Gonorrhoea is the second most common bacterial sexually transmitted infection (STI) in England and Wales caused by the bacterium Neisseria gonorrhoeae. The persistence of gonorrhoea, its association with poor reproductive and sexual health outcomes, and the prevalence of antimicrobial resistance have made it a major public health concern.
N. gonorrhoeae infection can be easily treated with appropriate antimicrobials. Antimicrobial treatment should be expected to eradicate 95% of uncomplicated gonococcal infections within the community.
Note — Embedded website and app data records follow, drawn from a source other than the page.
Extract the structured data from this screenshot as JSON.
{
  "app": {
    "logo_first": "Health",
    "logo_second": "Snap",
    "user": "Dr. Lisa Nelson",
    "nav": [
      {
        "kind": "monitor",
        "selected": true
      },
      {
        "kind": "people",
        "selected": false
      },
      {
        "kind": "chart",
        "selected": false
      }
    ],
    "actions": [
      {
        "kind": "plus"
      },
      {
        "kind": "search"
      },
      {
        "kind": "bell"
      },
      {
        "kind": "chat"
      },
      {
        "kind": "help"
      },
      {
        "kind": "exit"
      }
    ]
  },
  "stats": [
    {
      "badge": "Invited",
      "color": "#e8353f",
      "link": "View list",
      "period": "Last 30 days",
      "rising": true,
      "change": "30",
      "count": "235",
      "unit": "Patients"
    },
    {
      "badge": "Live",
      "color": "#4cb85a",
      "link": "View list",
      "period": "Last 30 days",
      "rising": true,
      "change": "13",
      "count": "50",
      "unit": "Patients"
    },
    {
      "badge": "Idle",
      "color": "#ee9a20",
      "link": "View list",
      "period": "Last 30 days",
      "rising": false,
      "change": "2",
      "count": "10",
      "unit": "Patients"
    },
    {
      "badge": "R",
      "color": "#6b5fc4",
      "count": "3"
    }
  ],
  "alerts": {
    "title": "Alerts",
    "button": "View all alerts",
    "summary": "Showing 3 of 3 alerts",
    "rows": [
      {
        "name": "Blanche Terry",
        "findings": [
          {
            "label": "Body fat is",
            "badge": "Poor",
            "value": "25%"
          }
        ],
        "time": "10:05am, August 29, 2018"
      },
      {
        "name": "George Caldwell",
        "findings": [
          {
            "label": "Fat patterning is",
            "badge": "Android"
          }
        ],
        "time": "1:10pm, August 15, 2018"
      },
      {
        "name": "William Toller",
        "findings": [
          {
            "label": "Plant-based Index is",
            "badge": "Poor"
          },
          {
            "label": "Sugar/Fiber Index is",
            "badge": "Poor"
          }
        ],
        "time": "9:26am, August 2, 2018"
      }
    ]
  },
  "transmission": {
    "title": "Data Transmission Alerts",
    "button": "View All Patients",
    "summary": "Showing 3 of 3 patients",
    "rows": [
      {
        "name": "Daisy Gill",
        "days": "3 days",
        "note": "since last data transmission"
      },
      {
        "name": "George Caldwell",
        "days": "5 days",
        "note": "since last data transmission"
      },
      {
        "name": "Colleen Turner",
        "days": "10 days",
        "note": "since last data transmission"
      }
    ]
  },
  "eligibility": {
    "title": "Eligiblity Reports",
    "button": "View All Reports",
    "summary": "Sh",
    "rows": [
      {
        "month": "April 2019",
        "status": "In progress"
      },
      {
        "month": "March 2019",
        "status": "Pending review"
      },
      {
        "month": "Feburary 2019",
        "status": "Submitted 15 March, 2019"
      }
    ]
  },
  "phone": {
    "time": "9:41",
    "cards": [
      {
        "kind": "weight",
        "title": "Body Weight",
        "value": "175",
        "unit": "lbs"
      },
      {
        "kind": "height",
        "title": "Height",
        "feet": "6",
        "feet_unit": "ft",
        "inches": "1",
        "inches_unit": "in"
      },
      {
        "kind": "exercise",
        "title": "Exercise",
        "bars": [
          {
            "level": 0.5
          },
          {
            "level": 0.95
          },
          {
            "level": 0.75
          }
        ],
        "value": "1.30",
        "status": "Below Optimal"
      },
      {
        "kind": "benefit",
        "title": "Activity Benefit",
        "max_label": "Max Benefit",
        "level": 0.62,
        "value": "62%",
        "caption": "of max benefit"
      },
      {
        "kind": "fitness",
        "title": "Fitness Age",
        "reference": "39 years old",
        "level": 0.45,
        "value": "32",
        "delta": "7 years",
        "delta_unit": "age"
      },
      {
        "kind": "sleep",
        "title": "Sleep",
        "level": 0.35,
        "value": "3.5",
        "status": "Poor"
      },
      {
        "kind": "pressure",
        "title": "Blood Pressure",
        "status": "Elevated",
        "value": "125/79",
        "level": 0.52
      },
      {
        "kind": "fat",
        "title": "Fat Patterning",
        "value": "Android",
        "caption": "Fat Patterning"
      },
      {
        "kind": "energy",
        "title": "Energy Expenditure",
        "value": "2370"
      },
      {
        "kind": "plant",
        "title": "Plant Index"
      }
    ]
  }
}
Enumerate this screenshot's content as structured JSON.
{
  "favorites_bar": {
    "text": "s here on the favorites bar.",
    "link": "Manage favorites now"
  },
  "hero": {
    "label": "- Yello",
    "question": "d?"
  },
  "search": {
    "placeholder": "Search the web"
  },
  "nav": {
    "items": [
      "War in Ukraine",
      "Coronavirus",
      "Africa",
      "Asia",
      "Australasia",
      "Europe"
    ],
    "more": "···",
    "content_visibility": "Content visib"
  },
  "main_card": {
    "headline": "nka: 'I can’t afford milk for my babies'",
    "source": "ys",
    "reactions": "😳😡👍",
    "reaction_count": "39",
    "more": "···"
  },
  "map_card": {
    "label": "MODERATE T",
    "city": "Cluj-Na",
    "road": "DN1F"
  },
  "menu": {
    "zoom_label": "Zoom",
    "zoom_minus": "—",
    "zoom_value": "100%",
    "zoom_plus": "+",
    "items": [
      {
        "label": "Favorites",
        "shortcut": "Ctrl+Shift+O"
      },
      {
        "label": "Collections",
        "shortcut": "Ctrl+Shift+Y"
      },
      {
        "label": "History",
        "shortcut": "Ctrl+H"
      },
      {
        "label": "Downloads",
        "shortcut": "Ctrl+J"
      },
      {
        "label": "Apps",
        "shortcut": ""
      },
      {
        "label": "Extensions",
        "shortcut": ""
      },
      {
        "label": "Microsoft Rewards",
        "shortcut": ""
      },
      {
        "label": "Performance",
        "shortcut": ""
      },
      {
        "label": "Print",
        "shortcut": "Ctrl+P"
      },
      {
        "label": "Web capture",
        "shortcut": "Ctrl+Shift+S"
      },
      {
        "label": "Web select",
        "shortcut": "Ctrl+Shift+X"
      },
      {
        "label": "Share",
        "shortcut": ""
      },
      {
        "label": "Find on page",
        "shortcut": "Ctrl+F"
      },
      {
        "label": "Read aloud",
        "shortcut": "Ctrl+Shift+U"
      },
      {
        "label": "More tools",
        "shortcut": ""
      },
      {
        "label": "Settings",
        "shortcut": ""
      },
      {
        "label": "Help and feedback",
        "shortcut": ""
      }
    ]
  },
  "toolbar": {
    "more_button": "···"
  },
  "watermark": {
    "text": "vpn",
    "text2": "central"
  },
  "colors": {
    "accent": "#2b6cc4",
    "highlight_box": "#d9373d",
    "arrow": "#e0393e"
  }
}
However, the effective treatment of gonorrhoea has been complicated by the ability of N. gonorrhoeae to develop resistance to antimicrobial agents. In the presence of resistance to first line antimicrobials and possible treatment failure, the likelihood of onward transmission of the organism within the community and development of adverse clinical sequelae in the infected individual are substantially increased.
The annual GRASP collection combines laboratory and clinical data on gonococcal isolates diagnosed in sentinel laboratories. From 2001 the annual GRASP collection has consisted of 26 collaborating GUM clinics covered by 24 laboratories.
See further details on the structure and process of GRASP.
Therapy for gonorrhoea is often given before the susceptibility of the infecting organism is known, and GRASP has both informed and recommended changes to national guidelines to ensure that more the 95% of infections respond to first-line therapy. Current treatment-guidelines recommend a cephalosporin: Ceftriaxone 500mg IM as a single dose with Azithromycin 1g oral as a single dose and Cefixime 400mg oral as a single dose as an alternative if an intramuscular injection is contra-indicated or refused by the patient . Fluoroquinolones such as ciprofloxacin or ofloxacin are no longer recommended as first-line therapies for gonococcal infections.
National Guideline on the Management of Gonorrhoea in Adults 2011 [external link] Commissioned by: Clinical Effectiveness Group, BASHH (British Association for Sexual Health and HIV).
This Action Plan for England and Wales has been developed by the GRASP team at the HPA. The purpose of the GRASP Action Plan is to raise awareness of the national and global problem of AMR gonorrhoea and to provide advice to appropriate healthcare professionals to limit its spread and extend the useful life of current treatments. This document is intended to inform microbiologists, GUM physicians, GPs and any healthcare professionals working in sexual health.